In view of the violent changes to the climate and to the environment foreseen in the next decades, a sustainable and efficient use of water and land resources will be of paramount importance for the ever increasing population. In this context, policy-makers and practitioners have increasingly acknowledged the potential of Earth Observation (EO) towards the achievement of the Sustainable Development Goals (SDGs), as envisioned by the United Nations. A plethora of space missions will in fact ensure global coverage at high resolution with daily or quasi-daily revisit, shaping the next decades into the golden age for EO and posing intriguing challenges on the data assimilation strategies and on the efficient handling of such unprecedented data volumes. Among the imagers, Optical and Synthetic Aperture Radar (SAR) instruments are in particular regarded as a key asset in support to land cover monitoring and cropland management, enabling the mapping of physical observables at multiple spatial and temporal scales.

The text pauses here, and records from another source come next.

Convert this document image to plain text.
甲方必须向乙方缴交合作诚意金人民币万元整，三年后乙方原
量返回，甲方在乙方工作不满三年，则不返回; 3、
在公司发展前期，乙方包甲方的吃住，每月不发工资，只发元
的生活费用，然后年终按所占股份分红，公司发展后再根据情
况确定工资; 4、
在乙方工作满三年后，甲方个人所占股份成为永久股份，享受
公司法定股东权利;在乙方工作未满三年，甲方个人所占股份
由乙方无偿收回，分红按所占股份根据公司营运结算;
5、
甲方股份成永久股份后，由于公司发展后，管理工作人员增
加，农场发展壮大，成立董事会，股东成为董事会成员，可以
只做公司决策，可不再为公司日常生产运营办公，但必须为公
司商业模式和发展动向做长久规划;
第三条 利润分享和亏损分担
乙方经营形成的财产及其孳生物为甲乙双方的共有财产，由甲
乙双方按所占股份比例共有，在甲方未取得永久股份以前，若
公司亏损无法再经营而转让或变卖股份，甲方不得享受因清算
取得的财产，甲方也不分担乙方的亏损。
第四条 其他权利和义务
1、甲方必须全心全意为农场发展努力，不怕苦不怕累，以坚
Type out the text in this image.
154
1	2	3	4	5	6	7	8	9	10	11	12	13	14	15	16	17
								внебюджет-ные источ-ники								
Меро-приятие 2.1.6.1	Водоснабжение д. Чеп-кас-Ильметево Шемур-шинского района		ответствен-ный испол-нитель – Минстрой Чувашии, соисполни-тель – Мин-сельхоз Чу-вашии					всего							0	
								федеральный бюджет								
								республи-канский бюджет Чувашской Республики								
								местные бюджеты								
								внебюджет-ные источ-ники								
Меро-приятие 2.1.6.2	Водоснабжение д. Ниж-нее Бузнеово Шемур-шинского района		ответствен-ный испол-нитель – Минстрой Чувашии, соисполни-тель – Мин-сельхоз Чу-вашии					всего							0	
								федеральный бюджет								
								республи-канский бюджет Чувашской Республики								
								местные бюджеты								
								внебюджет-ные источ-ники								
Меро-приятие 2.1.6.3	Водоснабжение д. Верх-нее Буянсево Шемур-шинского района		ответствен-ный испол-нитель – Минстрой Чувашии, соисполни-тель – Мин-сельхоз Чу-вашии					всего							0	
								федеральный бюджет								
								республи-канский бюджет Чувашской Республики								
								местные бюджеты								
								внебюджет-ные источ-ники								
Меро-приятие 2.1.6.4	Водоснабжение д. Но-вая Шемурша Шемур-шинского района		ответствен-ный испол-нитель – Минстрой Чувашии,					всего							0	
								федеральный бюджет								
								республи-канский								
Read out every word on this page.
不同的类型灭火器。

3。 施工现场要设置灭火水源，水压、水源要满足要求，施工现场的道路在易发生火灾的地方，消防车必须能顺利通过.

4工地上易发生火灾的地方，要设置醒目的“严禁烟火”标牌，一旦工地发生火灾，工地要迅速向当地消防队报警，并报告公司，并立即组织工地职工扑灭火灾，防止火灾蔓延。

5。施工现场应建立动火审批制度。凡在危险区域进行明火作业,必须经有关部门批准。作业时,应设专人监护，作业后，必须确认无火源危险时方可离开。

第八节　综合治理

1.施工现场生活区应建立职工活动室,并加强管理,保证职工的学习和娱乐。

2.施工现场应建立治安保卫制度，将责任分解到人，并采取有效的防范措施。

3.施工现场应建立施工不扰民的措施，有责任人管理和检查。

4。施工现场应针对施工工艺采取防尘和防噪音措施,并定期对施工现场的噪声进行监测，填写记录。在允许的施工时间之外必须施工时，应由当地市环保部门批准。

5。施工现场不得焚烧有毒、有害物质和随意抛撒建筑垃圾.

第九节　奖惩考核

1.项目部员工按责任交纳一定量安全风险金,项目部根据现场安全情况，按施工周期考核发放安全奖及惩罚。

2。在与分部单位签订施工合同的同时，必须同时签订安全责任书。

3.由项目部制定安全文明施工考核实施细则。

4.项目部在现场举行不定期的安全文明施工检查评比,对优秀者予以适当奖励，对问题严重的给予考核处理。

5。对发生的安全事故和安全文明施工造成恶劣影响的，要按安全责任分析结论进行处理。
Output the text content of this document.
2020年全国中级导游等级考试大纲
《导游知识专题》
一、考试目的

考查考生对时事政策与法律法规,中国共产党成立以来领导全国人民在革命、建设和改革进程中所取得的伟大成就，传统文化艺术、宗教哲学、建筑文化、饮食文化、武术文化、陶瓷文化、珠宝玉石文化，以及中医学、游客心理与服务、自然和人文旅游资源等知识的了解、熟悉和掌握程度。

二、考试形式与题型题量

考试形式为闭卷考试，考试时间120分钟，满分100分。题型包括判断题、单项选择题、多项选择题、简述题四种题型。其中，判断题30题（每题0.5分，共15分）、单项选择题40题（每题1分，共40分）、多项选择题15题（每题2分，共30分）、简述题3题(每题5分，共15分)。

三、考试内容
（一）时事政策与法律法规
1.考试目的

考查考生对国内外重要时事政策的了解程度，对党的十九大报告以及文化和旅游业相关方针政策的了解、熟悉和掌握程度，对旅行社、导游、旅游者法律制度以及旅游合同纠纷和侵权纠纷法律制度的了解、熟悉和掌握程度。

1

Land Cover Mapping and Change Detection
Land cover inventories are of great value for a large variety of users, ranging from governments and private landowners to climate change and environment modellers. Monitoring changes in land cover conditions improves the quality and readiness of land management decisions, and facilitates scientists in the implementation an in the use of more accurate models. Each mapping problem most likely requires an ad-hoc methodology, as a ‘one-fits-all’ solution is not possible. Nevertheless, a common fundamental challenge consists in increasing the spatial and temporal details in the land cover products, while preserving or even improving their taxonomy and accuracy level. The joint exploitation of optical and radar dense series through efficient and accurate statistical models is essential for such purpose and hence represents the core of our research activities. Currently, significant attention is dedicated to the implementation of Near Real-Time capabilities in addressing land cover change events, land degradation and plant phenology.
It is estimated that food production must increase a 70 percent in order to satisfy the future population needs. Rather than increasing the acreage, and with that, the risk of causing land use conflicts, the most widely acknowledged solution is to augment the productivity in a sustainable manner. Satellite EO is strategically expected to support such development by providing unique historical and in-season information on cultivated areas, including crop type, acreage, presence of irrigation, crop stress and yield predictions. Our research focuses on assimilating the Optical and SAR time-series in order to provide continuous tracking of the crop status. Optical systems can count on a long-standing know-how, but their reliability can be severely affected by weather conditions. On the other end, Radars are known for their all-weather capabilities and for revealing complementary facets of the illuminated targets, most notably related to their water content. A correct interpretation of the fluctuations in radar backscatter, often disregarded as noise, will hence pave the way to a synergic in-season mapping of the phenological and water conditions of crops.